How do we deal with the demands that peace and non-violence make on our existence in this historical moment? How do we stay faithful in our political space?

The Bible scholar John Dominic Crossan answers this way:

Does it mean that every Christian must be an absolute pacifist? We do not think so but we honor and revere those who bear that fullest witness even unto martyrdom. Does it mean that a group or a nation cannot defend itself if attacked by another? We do not think so but we honor and revere those who do so only as the last and most desperate alternative.

It means than an American Christian today must do everything possible to lower the level of violence all around us—in our sports and on our screens—in our homes and in our schools—in our domestic policies and in our foreign affairs—personal and individual violence, local and regional violence, national and international violence.”10

Remember, Jesus did not say “blessed are the peace lovers.” We are all peace lovers. Jesus said blessed are the peace makers.

 

I end with a story and a prayer. First the story—a wonderful old Native American tale that is a favorite at Peace Village. It says that inside each of us two wolves struggle with each other for survival. One wolf is belligerent and violent. The other wolf is peaceful and compassionate. Which one survives? The one we feed.

And now the prayer.

Eternal God; God of Love; God of Compassion,

We seek in this world, in our cities, and in our families to be peacemakers.
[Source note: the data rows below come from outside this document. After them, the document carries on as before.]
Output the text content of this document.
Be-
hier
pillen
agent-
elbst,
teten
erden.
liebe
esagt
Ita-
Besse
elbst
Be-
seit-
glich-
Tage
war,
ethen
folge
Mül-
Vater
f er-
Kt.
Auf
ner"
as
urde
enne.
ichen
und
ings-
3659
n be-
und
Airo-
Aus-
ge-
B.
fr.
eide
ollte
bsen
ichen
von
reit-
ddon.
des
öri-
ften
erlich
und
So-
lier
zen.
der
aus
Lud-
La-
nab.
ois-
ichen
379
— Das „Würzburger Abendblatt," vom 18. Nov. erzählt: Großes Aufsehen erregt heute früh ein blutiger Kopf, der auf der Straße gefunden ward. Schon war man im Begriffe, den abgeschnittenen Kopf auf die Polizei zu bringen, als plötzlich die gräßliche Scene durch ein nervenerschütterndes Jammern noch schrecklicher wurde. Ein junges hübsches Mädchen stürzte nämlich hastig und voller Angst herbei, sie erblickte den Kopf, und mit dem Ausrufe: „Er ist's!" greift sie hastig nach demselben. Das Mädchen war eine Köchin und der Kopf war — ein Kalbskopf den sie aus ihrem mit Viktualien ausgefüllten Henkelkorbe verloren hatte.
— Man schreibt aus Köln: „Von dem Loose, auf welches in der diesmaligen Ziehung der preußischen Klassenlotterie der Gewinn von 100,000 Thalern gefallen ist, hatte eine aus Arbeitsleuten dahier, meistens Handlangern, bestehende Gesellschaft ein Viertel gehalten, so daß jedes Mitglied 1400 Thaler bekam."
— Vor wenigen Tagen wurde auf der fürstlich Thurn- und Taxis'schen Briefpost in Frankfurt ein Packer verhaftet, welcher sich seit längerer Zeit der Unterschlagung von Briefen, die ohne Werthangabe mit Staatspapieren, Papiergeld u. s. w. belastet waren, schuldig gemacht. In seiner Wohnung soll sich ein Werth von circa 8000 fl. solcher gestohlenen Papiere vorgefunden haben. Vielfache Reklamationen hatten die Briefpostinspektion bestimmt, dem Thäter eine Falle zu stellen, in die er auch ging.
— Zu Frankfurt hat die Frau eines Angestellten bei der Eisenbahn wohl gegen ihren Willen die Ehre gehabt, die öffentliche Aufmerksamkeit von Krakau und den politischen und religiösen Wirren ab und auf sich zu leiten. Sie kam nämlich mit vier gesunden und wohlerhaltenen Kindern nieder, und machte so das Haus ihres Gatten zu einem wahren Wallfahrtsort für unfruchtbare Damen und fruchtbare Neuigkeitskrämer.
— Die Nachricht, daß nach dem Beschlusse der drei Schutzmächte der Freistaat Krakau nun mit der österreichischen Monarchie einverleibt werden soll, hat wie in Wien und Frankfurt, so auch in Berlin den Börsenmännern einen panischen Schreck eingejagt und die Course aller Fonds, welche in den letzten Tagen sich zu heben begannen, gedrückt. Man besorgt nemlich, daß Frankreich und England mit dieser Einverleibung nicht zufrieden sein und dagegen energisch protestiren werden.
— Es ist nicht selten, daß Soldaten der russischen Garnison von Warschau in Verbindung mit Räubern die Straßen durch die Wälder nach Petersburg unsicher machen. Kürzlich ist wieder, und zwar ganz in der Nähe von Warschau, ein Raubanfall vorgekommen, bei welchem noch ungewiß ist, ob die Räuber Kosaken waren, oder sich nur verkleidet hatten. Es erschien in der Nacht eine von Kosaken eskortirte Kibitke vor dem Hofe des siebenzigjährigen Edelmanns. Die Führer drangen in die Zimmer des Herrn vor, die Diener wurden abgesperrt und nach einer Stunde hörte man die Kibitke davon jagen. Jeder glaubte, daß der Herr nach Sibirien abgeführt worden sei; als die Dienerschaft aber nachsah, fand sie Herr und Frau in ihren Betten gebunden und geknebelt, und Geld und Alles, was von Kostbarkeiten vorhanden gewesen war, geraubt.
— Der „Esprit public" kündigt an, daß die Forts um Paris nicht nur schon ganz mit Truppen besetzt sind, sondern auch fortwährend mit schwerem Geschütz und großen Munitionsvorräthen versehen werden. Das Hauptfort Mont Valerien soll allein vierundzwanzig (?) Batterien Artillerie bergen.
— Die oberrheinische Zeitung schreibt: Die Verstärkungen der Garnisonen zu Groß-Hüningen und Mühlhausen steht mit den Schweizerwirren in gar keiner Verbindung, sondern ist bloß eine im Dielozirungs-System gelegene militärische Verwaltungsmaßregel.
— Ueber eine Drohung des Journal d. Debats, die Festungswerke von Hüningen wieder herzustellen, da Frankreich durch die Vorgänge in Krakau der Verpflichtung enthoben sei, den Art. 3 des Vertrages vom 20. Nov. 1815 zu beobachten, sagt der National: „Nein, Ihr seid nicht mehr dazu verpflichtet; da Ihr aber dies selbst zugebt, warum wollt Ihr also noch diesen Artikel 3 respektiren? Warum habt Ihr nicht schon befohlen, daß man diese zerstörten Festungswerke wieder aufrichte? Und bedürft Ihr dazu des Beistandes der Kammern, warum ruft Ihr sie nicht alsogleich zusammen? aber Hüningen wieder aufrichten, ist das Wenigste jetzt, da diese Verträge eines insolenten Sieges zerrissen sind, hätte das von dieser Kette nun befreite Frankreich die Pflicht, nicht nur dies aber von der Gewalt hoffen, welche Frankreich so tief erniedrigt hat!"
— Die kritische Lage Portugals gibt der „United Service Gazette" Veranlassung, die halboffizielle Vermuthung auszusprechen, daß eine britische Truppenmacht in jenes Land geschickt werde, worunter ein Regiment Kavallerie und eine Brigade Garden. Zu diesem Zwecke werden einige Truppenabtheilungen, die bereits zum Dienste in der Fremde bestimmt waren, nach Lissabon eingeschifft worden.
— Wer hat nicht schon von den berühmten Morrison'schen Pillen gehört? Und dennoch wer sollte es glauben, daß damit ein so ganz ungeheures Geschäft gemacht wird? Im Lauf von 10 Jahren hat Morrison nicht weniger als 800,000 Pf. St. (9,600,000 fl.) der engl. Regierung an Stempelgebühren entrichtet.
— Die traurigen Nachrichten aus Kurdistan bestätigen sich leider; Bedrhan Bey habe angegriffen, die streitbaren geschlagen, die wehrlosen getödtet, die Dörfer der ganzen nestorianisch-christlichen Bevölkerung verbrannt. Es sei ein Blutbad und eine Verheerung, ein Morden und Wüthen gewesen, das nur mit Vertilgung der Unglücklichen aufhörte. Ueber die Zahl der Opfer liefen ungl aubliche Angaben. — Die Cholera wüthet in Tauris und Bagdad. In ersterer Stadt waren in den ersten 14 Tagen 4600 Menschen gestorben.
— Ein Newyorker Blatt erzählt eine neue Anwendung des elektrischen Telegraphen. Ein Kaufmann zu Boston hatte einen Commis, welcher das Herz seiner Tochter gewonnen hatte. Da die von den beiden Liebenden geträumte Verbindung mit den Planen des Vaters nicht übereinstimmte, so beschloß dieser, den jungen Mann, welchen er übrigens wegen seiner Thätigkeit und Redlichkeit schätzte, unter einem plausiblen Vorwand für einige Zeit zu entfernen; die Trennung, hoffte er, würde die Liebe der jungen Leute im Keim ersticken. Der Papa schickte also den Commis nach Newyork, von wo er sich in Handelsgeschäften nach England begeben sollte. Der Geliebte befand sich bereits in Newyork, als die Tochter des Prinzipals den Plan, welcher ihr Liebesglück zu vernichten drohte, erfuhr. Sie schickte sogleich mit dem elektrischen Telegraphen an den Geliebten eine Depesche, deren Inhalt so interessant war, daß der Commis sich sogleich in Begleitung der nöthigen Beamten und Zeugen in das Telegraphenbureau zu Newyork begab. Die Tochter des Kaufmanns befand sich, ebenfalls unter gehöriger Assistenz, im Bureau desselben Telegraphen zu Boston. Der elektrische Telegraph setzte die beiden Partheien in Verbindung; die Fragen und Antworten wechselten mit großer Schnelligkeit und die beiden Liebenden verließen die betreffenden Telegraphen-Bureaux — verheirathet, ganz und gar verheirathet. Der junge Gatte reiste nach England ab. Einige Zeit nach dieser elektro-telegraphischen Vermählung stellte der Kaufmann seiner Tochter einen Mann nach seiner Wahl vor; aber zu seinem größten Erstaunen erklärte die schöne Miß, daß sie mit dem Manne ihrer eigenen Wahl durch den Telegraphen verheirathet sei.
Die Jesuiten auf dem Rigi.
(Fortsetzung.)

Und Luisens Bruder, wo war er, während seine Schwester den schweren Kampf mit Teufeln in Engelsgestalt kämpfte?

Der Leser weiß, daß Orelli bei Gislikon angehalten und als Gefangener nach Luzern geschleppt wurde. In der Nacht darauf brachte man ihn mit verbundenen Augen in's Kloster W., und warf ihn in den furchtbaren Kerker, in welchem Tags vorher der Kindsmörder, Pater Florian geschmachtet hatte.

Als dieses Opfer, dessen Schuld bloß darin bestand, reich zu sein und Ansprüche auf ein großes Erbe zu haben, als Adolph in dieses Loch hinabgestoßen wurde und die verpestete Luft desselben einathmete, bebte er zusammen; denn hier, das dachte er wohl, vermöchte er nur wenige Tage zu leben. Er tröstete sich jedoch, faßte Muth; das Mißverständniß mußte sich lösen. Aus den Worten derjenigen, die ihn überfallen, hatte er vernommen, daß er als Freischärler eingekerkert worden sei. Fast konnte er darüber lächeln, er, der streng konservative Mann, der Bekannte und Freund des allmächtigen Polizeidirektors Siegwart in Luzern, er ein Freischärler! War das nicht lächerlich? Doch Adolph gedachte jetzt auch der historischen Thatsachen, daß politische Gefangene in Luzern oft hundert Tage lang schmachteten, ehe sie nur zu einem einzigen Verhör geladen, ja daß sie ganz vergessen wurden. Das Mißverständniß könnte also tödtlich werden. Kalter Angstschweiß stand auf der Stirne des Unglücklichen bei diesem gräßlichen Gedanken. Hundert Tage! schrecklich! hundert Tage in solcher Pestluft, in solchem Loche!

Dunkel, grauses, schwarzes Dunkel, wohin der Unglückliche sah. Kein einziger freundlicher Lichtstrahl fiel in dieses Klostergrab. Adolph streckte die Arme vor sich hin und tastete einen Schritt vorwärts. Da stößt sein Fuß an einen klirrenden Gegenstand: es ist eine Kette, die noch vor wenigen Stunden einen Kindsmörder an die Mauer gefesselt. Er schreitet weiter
But we have difficulty—through habit, through ignorance, through weakness—embracing the very things that make for peace. So we ask for your help:

Help us to feel the gift of peace which you send into each of our hearts, that we might know we are secure.

Help us to walk through our deep prejudices, that we may see all men and all women, not only as equals, but as your beloved children.

Help us to drop our cherished opinions, and take up, instead, compassion.

Help us to be kind in our words to one another, so that the means by which we seek a peaceful end may also be peaceful.

Help us to trust the company of children.

Help us to trust the company of the poor.

Help us to treat other creatures as brothers and sisters, and the earth as what it is: Holy Ground.

Help us to turn from our ingrained reliance upon violence, and trust non-violence as the only way to peace.

Help us do the hardest thing of all: to actually love our enemies, to hear their truth, to see how beautiful they are in your sight.

Generous God, Healing God,

Forgive our apostasy from peace.

Help us to become peacemakers. Help us to embrace the very things which make for peace.

Amen.

 

NOTES

 

1.  Harvey Cox, The Future of Faith (New York: HarperCollins, 2010), 69.

2.  Marcus Borg and John Dominic Crossan, The First Christmas (New York: HarperOne, 2007), 160.

3.  Marcus Borg, The Heart of Christianity (New York: HarperCollins, 2003), 92.

4.  J. Reuben Clark, “Let Us Have Peace,” Church News, 22 November 1947.

5.  Eugene England, Making Peace (Salt Lake City: Signature Books, 1995), 148.

6.  Brian D. McLaren, Everything Must Change: When the World’s Biggest Problems and Jesus’ Good News Collide (Nashville TN, Thomas Nelson, 2007), 171.

7.  Dwight D. Eisenhower, from a speech before the American Society of Newspaper Editors, 16 April 1953.

8.  Eugene England, “Can Nations Love Their Enemies? An LDS Theology of Peace,” Sunstone November–December 1982, 49–56.

9.  Steven Pinker, The Better Angels of our Nature: Why Violence has Declined (New York: Viking Penguin Group, 2011), 668.

10.     John Domonic Crossan, participant guide from Eclipsing Empire: Paul, Rome and the Kingdom of God, DVD, (Phoenix, AZ: livingthequestions.com, LLC, 2008), 57.